According to Chaum, the xx network needed to work faster than networks like Tor, which can't give users enough speed to safely contact several people at once. The xx network accomplished this by using smaller groups of nodes to achieve "a uniform mixing" of messages, thereby blending all users’ messages together. In around two and a half seconds, each message travels via five randomly selected nodes, disguising which message belongs to whom. For a bad actor to be able to read a message, it would require five totally random nodes to cooperate, which would be highly unlikely.
“Privacy in messaging and payments, and the like, is so fundamental to democracy. It’s now time to choose, as this is the key differentiator between future civilizations.”
The Evidence That David Chaum Could Be Satoshi Nakamoto
#1 He Has the Right Technical Skills and Academic Background
Not only does David Chaum have a degree and a doctorate in computer science, but he’s also contributed countless papers to the cryptography and computer science fields. Of all the people who could be Satoshi, David Chaum is probably the most academically qualified.
#2 He Was a Cypherpunk
Chaum was one of the earliest Cypherpunks, and a large part of the group’s work and discoveries were based on Chaum’s ideas.
#3 He Invented Ecash, the Forerunner to Bitcoin
There are a few different contenders for “the Bitcoin before Bitcoin,” but Chaum’s Ecash was undeniably the first global attempt at building a working digital currency. While it didn’t succeed, it provided a foundation on which all future cryptocurrencies were built.
#4 He Almost Invented Blockchain
Blockchain technology is integral to Bitcoin, and Chaum is often credited with the invention despite not quite finishing the idea.

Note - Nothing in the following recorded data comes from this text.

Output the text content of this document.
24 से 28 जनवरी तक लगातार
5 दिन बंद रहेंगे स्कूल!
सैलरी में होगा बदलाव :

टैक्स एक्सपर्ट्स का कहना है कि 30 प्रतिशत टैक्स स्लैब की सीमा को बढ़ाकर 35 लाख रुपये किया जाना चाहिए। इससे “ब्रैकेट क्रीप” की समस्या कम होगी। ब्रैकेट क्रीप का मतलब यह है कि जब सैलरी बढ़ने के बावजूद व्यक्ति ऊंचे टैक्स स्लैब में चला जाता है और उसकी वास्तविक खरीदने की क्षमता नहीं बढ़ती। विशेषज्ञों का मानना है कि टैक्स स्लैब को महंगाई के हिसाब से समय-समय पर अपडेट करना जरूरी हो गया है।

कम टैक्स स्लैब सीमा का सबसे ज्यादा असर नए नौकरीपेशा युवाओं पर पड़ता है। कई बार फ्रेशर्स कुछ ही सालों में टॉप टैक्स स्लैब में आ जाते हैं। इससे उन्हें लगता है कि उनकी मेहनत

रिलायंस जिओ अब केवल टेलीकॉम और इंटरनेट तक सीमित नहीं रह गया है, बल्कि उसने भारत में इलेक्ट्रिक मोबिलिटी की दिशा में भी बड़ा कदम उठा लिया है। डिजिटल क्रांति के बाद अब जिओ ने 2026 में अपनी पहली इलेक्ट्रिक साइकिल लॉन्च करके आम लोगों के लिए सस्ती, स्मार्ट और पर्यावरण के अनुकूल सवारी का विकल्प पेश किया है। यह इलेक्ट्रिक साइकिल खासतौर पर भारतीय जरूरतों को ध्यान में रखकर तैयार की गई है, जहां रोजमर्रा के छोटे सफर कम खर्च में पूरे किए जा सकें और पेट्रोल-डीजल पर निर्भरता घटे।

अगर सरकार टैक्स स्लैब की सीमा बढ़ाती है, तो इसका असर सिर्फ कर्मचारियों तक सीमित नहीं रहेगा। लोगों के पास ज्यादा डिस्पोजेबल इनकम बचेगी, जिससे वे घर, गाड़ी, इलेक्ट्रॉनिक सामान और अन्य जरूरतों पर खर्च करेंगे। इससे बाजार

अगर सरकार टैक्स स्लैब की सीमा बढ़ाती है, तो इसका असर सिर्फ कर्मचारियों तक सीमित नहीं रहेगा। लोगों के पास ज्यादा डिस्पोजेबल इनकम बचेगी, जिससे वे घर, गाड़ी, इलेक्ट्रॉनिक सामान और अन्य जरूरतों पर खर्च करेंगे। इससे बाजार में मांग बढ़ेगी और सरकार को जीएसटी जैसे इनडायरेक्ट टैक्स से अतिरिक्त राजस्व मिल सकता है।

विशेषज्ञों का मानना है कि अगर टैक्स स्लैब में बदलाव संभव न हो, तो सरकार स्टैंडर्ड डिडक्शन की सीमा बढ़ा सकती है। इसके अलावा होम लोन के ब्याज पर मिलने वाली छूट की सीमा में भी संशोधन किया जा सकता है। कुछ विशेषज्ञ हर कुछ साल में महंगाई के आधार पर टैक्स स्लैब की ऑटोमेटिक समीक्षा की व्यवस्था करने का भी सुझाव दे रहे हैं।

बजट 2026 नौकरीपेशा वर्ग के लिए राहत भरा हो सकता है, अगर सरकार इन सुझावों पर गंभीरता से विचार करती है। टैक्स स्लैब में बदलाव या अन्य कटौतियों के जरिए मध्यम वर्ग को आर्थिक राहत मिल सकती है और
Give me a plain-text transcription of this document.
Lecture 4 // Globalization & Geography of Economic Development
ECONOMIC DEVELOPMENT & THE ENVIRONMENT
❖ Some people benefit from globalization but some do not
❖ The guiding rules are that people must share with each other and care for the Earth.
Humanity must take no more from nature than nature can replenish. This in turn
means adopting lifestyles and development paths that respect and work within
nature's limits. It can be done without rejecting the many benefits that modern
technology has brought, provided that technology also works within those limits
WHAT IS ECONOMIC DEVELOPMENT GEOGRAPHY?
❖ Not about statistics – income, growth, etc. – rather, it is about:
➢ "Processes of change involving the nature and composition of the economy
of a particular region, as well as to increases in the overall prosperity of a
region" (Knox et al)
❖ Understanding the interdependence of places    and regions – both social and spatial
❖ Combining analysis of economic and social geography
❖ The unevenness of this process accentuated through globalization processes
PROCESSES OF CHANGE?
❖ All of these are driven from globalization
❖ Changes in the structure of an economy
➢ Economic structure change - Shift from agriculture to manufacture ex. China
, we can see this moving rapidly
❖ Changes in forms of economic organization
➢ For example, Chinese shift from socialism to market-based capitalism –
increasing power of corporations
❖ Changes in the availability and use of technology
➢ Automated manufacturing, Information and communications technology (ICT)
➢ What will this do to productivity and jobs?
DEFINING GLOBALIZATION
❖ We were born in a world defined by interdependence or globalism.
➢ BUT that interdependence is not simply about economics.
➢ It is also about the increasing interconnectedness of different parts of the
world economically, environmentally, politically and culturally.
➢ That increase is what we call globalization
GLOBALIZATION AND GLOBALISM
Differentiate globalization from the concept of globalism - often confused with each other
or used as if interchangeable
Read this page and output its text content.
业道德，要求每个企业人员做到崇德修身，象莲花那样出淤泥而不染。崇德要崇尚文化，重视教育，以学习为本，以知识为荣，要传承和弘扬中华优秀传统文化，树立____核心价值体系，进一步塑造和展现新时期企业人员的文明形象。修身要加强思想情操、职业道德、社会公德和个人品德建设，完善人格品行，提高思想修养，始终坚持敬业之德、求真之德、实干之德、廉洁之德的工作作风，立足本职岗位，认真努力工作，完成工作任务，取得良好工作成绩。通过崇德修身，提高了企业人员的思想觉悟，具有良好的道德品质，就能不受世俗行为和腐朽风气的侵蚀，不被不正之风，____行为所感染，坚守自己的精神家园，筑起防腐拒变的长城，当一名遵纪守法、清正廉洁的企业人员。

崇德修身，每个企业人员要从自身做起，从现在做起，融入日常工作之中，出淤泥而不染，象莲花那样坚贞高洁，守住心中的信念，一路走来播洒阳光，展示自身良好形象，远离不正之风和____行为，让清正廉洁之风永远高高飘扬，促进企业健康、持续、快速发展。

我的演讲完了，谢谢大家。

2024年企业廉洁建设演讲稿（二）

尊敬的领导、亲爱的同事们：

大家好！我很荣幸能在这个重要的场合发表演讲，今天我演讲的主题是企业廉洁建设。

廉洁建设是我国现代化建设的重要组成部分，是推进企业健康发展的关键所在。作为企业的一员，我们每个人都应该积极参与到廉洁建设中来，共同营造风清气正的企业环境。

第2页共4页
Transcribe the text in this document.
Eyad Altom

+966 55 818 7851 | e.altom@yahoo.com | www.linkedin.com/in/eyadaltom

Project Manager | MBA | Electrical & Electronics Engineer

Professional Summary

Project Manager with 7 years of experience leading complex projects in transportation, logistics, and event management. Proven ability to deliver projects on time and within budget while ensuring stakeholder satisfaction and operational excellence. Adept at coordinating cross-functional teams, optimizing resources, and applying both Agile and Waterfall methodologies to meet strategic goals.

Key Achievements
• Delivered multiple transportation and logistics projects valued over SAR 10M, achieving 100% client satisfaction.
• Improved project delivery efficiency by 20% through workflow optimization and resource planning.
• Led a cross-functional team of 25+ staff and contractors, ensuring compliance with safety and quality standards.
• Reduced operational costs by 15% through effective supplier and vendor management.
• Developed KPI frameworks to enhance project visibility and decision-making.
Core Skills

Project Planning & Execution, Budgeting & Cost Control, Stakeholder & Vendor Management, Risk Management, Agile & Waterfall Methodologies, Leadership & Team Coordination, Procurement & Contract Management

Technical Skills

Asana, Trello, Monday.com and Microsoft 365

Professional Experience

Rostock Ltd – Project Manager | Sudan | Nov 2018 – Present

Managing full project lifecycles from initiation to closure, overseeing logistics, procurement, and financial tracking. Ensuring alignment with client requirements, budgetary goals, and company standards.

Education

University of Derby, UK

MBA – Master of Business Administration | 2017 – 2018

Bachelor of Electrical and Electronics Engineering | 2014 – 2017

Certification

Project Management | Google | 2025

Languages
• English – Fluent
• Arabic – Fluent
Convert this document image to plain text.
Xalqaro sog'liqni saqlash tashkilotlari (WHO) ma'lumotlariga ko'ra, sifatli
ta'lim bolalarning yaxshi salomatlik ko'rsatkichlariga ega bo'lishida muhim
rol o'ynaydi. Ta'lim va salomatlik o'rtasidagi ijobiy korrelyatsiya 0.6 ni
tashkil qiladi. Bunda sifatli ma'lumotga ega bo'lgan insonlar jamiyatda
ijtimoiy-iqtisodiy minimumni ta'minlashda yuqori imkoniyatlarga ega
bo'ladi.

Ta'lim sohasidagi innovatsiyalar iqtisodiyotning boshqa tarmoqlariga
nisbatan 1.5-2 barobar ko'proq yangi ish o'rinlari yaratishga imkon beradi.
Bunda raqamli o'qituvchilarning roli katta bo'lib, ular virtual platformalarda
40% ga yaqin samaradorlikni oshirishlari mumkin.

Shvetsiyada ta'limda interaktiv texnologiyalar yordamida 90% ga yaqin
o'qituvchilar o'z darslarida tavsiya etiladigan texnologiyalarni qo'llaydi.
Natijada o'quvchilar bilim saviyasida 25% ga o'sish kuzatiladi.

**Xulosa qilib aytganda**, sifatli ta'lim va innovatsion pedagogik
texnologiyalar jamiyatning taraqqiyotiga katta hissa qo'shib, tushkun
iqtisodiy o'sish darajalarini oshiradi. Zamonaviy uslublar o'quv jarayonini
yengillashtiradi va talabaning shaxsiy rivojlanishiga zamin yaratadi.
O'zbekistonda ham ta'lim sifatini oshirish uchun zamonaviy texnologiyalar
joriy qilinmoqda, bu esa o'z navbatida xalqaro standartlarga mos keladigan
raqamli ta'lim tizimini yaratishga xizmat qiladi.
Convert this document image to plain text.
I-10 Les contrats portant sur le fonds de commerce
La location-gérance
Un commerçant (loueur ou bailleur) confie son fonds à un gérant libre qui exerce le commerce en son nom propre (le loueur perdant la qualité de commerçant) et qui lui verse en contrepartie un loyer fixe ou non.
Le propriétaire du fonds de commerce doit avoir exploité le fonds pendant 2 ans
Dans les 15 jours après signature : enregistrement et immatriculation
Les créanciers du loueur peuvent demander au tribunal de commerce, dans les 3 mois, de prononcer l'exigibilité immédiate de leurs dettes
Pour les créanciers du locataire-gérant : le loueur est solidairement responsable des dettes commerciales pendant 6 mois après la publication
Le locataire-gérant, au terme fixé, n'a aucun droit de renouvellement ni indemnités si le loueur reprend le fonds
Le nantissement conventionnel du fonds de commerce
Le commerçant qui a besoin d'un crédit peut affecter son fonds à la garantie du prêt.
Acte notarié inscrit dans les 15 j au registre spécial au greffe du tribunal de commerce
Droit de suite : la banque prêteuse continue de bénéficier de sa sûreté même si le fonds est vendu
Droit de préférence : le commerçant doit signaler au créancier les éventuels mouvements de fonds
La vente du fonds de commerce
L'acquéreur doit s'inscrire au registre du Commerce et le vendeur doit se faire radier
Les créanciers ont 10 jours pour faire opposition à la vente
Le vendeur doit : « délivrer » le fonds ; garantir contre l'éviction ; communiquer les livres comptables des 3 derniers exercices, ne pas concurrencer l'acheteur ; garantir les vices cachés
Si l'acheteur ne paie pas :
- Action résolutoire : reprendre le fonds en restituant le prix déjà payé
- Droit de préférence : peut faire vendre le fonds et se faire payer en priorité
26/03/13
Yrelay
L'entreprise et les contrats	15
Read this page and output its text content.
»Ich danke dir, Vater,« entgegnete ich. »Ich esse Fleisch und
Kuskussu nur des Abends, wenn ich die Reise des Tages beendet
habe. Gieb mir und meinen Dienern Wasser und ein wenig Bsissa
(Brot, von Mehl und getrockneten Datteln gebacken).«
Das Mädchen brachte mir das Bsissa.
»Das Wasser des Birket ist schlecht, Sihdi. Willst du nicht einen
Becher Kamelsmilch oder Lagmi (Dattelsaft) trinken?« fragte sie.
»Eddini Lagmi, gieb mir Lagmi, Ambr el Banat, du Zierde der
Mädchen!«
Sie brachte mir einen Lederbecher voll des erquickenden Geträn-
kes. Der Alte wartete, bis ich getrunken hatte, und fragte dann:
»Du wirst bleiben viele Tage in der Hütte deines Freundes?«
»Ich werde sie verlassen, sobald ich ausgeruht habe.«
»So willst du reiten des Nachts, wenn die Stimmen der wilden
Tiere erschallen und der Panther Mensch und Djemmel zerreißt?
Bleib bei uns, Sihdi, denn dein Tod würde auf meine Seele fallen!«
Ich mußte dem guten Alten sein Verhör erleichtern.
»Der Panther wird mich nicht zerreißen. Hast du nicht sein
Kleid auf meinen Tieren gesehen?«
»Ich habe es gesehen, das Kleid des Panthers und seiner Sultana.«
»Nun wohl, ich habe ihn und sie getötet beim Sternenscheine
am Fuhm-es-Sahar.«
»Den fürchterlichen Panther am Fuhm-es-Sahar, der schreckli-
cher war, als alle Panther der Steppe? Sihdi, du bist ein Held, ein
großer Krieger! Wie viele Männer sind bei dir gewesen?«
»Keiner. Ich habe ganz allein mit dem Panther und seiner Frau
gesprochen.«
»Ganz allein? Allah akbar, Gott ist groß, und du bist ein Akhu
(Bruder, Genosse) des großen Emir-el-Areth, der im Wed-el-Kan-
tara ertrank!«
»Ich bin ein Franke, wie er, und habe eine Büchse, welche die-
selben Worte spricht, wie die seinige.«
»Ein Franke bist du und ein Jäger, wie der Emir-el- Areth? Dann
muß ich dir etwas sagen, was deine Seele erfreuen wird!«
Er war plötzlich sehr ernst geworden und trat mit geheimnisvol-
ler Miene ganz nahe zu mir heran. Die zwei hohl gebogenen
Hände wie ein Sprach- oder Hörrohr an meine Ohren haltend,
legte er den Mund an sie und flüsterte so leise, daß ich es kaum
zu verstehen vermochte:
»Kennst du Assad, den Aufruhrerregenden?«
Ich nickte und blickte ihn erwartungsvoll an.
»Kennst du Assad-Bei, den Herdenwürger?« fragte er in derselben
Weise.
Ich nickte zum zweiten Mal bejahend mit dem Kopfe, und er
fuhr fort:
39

He almost perfectly described blockchain in his thesis “Computer Systems Established, Maintained, and Trusted by Mutually Suspicious Groups.” The only element Chaum missed was proof-of-work, which wasn’t invented until seventeen years after he published the paper.
The Evidence That David Chaum Likely Isn’t Satoshi Nakamoto
#1 A Lack of Direct Evidence
Almost all the evidence suggesting that David Chaum secretly invented Bitcoin is circumstantial. Yes, he’s qualified and experienced, but there’s no direct link between him and Bitcoin.
#2 He Took Credit for Building a Digital Currency Before
Chaum developed Ecash out in the open, for the whole world to see. Would he suddenly revert to operating under a pseudonym to invent Bitcoin? If so, why?
So, do you think David Chaum created Bitcoin?